Using Dask Gateway#
Dask Gateway provides a secure way to managing dask clusters. QHub uses dask-gateway to expose auto-scaling compute clusters automatically configured for the user. For a full guide on dask-gateway please see the docs. However here we try to detail the important usage on QHub.
QHub already has the connection information pre-configured for the user. If you would like to see the pre-configured settings, run
cat /etc/dask/gateway.yaml
address
:: is the rest API that dask-gateway exposes for managing clustersproxy_address
:: is a secure tls connection to a user-started dask schedulerauth
is the form of authentication used, which should always bejupyterhub
for QHub
Starting a Cluster#
from dask_gateway import Gateway
gateway = Gateway()
QHub has a section for configuring the dask profiles that users have access to. These can be accessed via Dask Gateway options. Once the ipywidget shows up the user can select the options they care about. If you are interacting in a terminal there are also ways to configure the options. Please see the dask-gateway docs. It’s important that the environment used for your notebook matches the dask worker environment.

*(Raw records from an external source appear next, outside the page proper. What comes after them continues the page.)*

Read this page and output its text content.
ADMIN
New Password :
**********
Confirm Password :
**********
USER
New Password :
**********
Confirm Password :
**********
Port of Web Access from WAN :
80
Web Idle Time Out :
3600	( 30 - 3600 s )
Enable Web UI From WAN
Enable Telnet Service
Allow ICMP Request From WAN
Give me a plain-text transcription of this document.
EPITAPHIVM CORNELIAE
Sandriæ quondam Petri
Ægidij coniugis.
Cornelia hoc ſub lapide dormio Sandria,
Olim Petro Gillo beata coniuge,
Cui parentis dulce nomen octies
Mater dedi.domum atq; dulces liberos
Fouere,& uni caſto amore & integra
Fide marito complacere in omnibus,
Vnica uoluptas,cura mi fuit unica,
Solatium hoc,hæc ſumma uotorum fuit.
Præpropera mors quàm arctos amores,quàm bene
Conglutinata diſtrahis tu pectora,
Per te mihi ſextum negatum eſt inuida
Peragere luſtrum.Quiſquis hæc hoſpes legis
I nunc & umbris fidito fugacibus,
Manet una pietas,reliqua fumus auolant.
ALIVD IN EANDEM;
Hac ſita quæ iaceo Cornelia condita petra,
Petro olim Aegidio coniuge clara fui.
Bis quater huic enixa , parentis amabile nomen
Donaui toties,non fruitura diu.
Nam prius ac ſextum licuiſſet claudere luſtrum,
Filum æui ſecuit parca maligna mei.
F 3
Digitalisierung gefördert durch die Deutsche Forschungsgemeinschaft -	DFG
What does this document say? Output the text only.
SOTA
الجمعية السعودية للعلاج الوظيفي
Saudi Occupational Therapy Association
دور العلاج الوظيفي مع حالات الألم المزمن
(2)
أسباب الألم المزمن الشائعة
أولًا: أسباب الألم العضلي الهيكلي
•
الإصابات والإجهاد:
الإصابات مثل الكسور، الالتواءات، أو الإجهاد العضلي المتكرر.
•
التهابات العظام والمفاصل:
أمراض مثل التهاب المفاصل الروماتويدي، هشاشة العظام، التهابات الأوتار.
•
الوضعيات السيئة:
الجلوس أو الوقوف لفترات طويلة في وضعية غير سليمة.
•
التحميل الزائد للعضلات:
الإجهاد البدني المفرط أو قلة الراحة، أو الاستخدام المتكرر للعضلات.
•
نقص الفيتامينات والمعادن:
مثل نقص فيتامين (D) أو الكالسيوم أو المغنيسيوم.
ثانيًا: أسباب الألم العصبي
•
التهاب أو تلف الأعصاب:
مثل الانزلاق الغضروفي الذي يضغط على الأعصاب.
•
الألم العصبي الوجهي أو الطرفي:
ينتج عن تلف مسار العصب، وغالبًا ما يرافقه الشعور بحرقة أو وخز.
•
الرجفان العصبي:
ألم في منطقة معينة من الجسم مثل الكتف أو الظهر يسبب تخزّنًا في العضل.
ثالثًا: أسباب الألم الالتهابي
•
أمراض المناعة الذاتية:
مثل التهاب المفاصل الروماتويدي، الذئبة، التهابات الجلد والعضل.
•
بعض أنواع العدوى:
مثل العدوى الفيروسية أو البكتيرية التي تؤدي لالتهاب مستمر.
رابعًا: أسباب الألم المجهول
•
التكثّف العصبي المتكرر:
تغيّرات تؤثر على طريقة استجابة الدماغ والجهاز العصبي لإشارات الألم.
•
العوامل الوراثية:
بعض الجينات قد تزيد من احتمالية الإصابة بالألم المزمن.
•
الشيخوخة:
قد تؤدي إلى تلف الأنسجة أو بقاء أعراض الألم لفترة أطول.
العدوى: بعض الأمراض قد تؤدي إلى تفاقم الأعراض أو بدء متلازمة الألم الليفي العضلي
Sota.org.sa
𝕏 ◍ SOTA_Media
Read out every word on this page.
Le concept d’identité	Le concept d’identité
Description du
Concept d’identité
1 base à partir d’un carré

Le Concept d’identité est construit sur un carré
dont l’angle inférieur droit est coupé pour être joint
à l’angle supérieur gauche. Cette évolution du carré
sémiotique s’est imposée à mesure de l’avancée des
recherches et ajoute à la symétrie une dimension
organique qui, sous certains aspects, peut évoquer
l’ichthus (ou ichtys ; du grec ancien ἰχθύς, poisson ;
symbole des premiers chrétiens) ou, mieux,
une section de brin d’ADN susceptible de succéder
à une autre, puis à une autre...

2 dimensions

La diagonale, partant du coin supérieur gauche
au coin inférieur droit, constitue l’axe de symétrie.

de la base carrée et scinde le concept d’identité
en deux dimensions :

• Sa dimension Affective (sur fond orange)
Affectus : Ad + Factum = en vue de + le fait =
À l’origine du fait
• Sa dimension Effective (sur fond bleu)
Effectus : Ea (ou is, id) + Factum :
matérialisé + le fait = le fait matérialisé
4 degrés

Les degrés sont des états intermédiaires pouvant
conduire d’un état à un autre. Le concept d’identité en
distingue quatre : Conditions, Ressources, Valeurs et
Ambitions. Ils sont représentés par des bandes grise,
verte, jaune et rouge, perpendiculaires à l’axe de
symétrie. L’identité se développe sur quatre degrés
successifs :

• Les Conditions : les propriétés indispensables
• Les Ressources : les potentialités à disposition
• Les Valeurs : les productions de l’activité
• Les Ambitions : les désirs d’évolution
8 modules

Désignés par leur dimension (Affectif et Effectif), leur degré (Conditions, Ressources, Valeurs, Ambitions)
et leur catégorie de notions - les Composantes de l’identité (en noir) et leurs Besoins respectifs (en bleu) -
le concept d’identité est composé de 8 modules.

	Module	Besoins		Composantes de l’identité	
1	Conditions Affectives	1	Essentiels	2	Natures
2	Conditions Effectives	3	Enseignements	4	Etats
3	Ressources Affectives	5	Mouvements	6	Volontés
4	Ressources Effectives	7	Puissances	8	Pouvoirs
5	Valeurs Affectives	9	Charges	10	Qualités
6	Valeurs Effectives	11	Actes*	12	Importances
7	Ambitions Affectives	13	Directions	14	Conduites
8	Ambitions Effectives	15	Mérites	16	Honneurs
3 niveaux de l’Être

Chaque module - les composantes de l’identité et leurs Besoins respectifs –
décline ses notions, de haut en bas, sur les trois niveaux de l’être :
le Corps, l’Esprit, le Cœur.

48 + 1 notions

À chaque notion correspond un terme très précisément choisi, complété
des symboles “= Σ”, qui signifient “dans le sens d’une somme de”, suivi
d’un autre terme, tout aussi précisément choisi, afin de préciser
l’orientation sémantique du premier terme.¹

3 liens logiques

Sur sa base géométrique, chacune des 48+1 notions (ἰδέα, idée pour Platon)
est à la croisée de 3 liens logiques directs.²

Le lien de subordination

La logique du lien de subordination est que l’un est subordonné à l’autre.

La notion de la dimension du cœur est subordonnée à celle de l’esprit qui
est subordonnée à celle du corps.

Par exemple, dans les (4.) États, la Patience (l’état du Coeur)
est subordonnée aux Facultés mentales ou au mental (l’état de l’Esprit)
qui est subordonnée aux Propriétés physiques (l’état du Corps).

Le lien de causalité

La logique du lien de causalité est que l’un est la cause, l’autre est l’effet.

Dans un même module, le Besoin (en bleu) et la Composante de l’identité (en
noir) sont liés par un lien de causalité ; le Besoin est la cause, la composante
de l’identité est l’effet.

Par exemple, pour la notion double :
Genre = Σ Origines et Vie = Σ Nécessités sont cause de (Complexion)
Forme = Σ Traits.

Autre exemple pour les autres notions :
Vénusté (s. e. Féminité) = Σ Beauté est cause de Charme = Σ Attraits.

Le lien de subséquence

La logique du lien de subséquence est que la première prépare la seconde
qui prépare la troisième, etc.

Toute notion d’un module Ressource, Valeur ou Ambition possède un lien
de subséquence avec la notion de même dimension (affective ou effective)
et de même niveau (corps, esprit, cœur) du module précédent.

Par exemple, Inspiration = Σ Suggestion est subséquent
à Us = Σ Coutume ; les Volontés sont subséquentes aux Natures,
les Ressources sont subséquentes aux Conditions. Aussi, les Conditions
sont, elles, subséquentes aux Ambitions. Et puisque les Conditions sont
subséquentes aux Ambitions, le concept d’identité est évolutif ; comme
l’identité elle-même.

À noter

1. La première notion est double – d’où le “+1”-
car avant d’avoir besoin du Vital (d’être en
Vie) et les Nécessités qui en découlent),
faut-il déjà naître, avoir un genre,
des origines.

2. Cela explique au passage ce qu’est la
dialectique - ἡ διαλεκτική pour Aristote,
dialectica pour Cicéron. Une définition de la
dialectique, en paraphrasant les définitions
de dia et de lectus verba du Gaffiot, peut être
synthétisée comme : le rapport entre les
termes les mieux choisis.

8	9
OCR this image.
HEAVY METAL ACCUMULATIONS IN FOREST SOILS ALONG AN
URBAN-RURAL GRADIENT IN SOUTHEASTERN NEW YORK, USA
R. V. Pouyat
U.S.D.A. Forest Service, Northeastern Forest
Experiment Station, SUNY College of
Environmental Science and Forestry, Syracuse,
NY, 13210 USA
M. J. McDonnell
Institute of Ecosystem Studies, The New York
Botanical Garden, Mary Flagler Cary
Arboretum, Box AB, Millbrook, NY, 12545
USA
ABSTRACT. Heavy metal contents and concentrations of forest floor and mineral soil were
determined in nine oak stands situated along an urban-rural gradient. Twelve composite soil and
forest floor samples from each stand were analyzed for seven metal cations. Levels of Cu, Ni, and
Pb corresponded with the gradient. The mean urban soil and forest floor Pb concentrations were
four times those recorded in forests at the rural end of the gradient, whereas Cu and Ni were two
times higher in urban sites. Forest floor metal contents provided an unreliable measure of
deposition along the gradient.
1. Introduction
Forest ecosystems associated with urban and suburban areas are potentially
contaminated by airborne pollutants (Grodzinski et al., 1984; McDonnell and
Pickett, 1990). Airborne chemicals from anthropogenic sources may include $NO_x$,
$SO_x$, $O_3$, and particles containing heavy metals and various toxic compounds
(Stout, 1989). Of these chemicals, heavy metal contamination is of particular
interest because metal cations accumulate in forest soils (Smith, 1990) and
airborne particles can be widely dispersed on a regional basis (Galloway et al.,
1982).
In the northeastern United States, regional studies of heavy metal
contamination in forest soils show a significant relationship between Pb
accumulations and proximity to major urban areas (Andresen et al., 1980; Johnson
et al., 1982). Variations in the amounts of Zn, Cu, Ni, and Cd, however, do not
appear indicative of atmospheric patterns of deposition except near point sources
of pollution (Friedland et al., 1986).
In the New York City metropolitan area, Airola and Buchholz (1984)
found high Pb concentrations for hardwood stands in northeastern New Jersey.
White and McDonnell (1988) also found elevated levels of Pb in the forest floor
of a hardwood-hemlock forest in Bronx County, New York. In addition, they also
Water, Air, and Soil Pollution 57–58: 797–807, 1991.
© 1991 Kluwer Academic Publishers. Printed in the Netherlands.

options = gateway.cluster_options()
options
Once the desired settings have been chosen the user creates a cluster (launches a dask scheduler).
cluster = gateway.new_cluster(options)
cluster
The user is presented with a GUI to scale up the number of workers. At first, users start with 0
workers. In addition
you can scale up via Python functions. Additionally the GUI has a dashboard
link that you can click to view
cluster diagnostics. This link is especially useful for
debugging and benchmarking.
cluster.scale(1)
Once you have created a cluster and scaled to an appropriate number of workers we can grab our dask client to start the computation. You may also use the cluster menu with the dashboard link to scale the number of workers.
client = cluster.get_client()
Finally let’s do an example calculation to prove that everything works.
import dask.array as da
x = da.random.random((10000, 10000), chunks=(1000, 1000))
y = x + x.T
z = y[::2, 5000:].mean(axis=1)
z.compute()
If a result was returned, your cluster is working.
Cluster Options#
Dask Gateway allows users to configure their clusters via cluster options. Here are some configuration options exposed in QHub’s Dask Gateway deployment.
Get cluster options
import dask_gateway
gateway = dask_gateway.Gateway()
options = gateway.cluster_options()
Setting Environment variables for Dask Workers#
options.environment_vars = {
"ENV_VAR_1": "VALUE_1",
"ENV_VAR_2": "VALUE_2",
}
Setting Conda Environment for Dask Workers#
options.conda_environment = "tensorflow"
Note: The above configuration options are valid for QHub’s Dask Gateway deployment, these might be different for a non QHub deployment, like say Pangeo’s Dask Gateway deployment.
Accessing Cluster Outside of QHub#
A long requested feature was the ability to access a dask cluster from outside of the cluster itself. In general this is possible but at the moment can break due to version mismatches between dask, distributed, and dask-gateway. Also we have had issues with other libraries not matching so don’t consider this check exhaustive. At a minimum, check that your local environment matches. It’s possible that it will work if the versions don’t match exactly, but it’s not recommended.
import dask, distributed, dask_gateway
print(dask.__version__, distributed.__version__, dask_gateway.__version__)
Next you need to supply a JupyterHub API token to validate with the Dask Gateway API. This was not required within QHub since this is automatically set in JupyterLab sessions. There are several ways to get a JupyterHub API token.
The easiest way is to visit https://<qhub-url>/hub/token
when you are logged in and click Request new API token
.
This should show a long string to copy as your API token.
import os
os.environ['JUPYTERHUB_API_TOKEN'] = '9da45d9...................37779f'
Finally you will need to manually configure the Gateway
connection parameters. The connection parameters can be easily
filled in based on the <qhub-url>
for your deployment.
gateway = Gateway(address='https://<qhub-url>/gateway', auth='jupyterhub', proxy_address='tcp://<qhub-url>:8786')
Now your gateway is properly configured. You can follow the usage tutorial above. If your dask, distributed, and dask-gateway versions don’t match, connecting to these APIs may (most likely will) break in unexpected ways.
Common Errors#
As mentioned above, version mismatches between dask, dask-gateway, and distributed are extremely common. Here are some common errors and the most likely fixes for them:
...
GatewayClusterError(msg)
ValueError: 404: Not Found
This error is due to a version mismatch between the dask-gateway client and dask-gateway server.
If you get struct unpack
related errors when using dask this is most likely a mismatch in versions for
Dask or distributed. The last issue Quansight
has run into was due to the version of bokeh being used for the dask dashboard.